Ankara Kalkınma Ajansı Genel Sekreteri Asım Balcı da 25 Temmuz 2009 tarihli Bakanlar Kurulu kararıyla kurulan Ankara Kalkınma Ajansında 9 Temmuz 2010'da Genel Sekreter olarak göreve başladığını, çalışma arkadaşlarının Ekim-Kasım 2010 döneminde işe başladığı dikkate alındığında 5-6 aylık geçmişe sahip genç bir ajans olduklarını anlattı. Halen, 28 uzman, 1 iç denetçi ve 6 destek personeli ile çalıştıklarını kaydeden Balcı, 2010 yılı sonlarında Doğrudan Faaliyet Destek Programına çıktıklarını ve 1 ay gibi kısa bir sürede 130 başvuruyu kabul ettiklerini belirtti. Yönetim kurulunun 17 projenin desteklenmesine karar verdiğini ifade eden Balcı, desteklenen projelerin bilgi ve iletişim teknolojilerinden lojistik sektörüne, sektörel rekabet analizinden yenilenebilir enerjiye, kırsal turizmin geliştirilmesinden, sağlıkta yenilikçilik çalışmalarına kadar uzanan çok geniş bir alanda bulunduğunu söyledi.

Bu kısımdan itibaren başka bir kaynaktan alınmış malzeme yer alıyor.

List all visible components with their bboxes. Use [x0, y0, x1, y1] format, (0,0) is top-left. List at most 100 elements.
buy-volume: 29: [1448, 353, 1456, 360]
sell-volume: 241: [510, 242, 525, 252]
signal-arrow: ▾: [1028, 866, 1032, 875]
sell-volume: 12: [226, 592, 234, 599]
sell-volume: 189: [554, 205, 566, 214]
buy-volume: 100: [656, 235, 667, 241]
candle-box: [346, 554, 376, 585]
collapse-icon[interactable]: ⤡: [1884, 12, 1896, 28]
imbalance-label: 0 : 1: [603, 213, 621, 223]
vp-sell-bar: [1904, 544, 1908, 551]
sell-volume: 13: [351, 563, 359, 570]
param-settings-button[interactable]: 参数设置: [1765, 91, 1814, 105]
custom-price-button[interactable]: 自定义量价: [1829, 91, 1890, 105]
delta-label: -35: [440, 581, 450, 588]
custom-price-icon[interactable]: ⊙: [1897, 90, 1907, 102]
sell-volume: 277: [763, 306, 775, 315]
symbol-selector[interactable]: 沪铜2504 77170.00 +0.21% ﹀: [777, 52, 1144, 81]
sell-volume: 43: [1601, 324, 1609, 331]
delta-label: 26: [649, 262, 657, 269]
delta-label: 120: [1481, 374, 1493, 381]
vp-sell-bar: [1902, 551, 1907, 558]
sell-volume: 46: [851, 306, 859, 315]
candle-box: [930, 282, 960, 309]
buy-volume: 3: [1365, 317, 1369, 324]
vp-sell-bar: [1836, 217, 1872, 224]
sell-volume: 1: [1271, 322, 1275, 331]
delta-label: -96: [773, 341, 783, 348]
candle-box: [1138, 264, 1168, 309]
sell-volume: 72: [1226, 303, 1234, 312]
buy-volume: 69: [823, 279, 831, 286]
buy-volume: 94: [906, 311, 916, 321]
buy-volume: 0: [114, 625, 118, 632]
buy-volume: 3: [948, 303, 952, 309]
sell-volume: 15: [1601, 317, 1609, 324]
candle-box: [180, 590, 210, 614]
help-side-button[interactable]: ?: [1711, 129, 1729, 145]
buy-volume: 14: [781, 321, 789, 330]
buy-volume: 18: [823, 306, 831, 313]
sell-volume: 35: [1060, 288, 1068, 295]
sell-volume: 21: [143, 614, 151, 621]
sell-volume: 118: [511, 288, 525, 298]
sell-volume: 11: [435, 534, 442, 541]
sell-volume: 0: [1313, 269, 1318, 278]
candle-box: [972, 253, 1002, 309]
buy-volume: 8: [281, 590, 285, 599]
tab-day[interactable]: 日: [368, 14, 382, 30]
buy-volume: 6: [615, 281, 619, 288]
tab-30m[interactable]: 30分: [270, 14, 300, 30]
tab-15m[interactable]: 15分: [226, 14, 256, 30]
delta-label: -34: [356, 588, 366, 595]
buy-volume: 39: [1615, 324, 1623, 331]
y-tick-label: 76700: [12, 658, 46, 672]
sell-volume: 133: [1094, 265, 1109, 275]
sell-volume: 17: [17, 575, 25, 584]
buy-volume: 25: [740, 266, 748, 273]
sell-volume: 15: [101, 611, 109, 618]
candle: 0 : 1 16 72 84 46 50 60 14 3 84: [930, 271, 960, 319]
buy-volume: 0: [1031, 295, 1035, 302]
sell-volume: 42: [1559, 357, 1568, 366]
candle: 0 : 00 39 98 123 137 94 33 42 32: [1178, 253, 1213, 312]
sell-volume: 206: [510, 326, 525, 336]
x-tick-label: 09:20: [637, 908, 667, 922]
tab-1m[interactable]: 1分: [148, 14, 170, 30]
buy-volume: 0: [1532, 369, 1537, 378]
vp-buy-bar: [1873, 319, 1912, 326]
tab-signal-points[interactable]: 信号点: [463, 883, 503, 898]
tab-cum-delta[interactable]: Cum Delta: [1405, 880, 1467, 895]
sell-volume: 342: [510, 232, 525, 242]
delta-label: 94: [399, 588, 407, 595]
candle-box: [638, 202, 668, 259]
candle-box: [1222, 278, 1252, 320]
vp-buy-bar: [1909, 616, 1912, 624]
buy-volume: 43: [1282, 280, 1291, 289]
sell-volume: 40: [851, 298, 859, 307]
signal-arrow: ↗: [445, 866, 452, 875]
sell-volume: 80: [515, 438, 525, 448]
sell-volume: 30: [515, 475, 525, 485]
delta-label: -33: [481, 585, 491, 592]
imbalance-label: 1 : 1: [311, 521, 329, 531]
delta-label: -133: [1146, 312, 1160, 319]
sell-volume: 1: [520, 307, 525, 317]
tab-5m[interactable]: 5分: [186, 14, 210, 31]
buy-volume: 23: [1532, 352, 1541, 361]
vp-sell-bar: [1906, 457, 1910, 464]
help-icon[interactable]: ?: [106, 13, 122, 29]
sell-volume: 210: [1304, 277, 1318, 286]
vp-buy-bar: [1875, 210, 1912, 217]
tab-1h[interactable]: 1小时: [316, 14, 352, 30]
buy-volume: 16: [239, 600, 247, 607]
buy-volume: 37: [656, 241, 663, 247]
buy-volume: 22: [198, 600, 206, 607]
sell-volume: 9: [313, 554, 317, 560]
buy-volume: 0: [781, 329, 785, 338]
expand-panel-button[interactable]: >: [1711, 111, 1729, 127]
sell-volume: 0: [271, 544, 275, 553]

Bu çalışmalarla birlikte Ankara Bölge Planı hazırlıklarını da eş zamanlı olarak başlattıklarını belirten Balcı, katılımcı ve şeffaf bir anlayışla yol aldıkları bu çalışmada da sona yaklaştıklarını kaydetti. Balcı, ''Ankara Bölge Planı taslağını şu an DPT Müsteşarlığımıza ve ilgili kurum ve kuruluşlara görüşlerini almak üzere iletmiş bulunmaktayız. Plan hazırlama sürecinde paydaş bilgilendirme ziyaretleri, kalkınma kurulu ihtisas komisyonu toplantıları, bölge çalıştayları, ilçe ziyaretleri, ortak akıl toplantısı ve odak grup toplantıları düzenleyerek yaklaşık 800 paydaşa ulaştık. Ankara'da ulaşmadığımız, sorun ve çözüm önerilerini belirlemediğimiz hiçbir ilçe kalmadı. Paydaş yönetimi sürecinde elde edilen bilgi ve deneyimler, bölgenin amaç ve hedeflerinin belirlenmesinde etkili oldu. Bölge Planımızın onaylanmasını müteakip, proje destek çağrılarına kısa sürede çıkabilecek duruma gelmiş bulunuyoruz'' diye konuştu.

Girişimciliğin Türkiye için önemini vurgulayan Balcı, demografik yapısına bakıldığında Türkiye'nin genç nüfusunu girişimci bir güce dönüştürebildiği takdirde ekonomik alandaki rekabetçiliğini daha da üst düzeye taşıyabileceğinin görüldüğünü söyledi. Türkiye'deki nüfus gelişimine bağlı olarak önümüzdeki yıllarda daha çok gencin işgücü piyasasına girmesinin beklendiğine işaret eden Balcı, Türkiye'de daha fazla istihdam oluşturmak için de girişimciliğe, girişim sermayesine önem verilmesi gerektiğini sözlerine ekledi.